1. A communications network, including a plurality of switch elements, a controller for the switch elements, and a system manager, wherein the controller comprises a main computer system and a reserve computer system, there being means for switching from the main computer system to the reserve computer system in the event of failure of the main computer system, wherein the main computer system has means for communicating state changes in the form of a message stream to the reserve computer system whereby to update the reserve system with the current network state, and wherein the main computer system is arranged to provide status information to the reserve computer system at regular intervals whereby to detect an in-service failure of the main computer system.

2. A communications network providing client access to a plurality of servers, the network including a plurality of capsules each containing client and server objects and each incorporating a nucleus supporting a plurality of client/server interfaces, wherein each said nucleus includes means for pooling tasks, means for providing threads and for assigning those threads to respective tasks, and means for binding an assigned thread to its respective task during the execution of that task.

3. A communications network as claimed in claim 1, and incorporating means for asynchronous notification of system events.

4. A communications network substantially as described herein with reference to and as shown in the accompanying drawings.

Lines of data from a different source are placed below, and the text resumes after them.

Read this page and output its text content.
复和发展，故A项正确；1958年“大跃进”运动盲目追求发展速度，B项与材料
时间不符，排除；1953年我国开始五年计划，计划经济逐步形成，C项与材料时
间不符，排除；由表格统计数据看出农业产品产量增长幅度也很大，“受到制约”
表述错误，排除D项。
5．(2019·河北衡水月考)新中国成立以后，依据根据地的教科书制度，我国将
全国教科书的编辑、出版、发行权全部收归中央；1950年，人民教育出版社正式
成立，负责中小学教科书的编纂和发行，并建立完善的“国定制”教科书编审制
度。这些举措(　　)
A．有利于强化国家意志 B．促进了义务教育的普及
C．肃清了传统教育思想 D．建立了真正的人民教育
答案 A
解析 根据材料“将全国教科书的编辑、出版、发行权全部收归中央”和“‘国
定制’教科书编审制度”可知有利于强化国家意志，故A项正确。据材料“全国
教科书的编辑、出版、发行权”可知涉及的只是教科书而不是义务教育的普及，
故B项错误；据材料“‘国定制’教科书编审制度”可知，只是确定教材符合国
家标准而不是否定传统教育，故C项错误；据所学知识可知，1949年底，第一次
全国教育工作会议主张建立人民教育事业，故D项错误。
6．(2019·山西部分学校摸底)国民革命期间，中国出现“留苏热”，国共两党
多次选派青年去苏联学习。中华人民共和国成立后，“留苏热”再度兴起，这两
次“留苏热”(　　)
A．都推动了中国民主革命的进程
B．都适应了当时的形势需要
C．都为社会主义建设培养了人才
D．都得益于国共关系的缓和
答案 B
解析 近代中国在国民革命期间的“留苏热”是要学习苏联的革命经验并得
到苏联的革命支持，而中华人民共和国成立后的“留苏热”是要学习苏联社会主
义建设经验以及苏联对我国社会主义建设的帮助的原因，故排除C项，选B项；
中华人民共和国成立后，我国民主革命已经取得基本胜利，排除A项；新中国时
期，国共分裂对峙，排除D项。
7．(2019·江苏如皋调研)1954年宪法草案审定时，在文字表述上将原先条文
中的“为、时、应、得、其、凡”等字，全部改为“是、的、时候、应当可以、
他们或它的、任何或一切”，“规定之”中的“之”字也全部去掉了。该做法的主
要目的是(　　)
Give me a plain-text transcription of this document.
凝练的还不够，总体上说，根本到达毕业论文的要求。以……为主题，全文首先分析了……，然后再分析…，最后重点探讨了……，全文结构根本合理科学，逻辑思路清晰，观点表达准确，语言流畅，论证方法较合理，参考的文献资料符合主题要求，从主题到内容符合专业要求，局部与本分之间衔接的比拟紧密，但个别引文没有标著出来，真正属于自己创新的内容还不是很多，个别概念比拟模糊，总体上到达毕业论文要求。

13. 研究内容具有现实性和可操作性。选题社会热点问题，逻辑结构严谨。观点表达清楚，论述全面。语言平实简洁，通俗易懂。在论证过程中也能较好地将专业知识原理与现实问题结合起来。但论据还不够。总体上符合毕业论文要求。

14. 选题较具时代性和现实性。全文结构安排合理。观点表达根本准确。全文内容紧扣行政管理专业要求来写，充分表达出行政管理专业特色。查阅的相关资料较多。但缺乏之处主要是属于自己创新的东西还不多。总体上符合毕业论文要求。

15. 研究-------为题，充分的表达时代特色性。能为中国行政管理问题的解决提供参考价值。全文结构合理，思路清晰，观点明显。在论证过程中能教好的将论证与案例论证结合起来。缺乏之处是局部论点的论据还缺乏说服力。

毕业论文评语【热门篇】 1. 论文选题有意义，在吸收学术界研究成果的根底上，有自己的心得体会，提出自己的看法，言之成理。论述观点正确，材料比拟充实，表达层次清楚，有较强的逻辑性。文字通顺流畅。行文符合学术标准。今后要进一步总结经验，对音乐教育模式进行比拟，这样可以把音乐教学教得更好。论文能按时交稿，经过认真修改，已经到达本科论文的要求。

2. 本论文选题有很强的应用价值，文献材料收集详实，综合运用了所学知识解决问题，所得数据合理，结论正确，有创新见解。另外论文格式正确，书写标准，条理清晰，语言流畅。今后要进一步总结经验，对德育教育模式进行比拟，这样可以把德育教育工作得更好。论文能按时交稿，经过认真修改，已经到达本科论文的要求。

5. A method of controlling a telecommunications network including a plurality of switch elements, a controller for the switch elements, and a system manager, wherein the controller comprises a main computer system and a reserve computer system, the method including communicating state changes in the main computer system to the reserve computer system whereby to update the reserve system with the current network state, providing status information from the main computer system to the reserve computer system at regular intervals whereby to detect in service failure of the main computer system, and substituting the main computer system with the reserve computer system in the event of a detected failure of the main system.

6. A method of controlling a telecommunications network substantially as described herein with reference to and as shown in the accompanying drawings.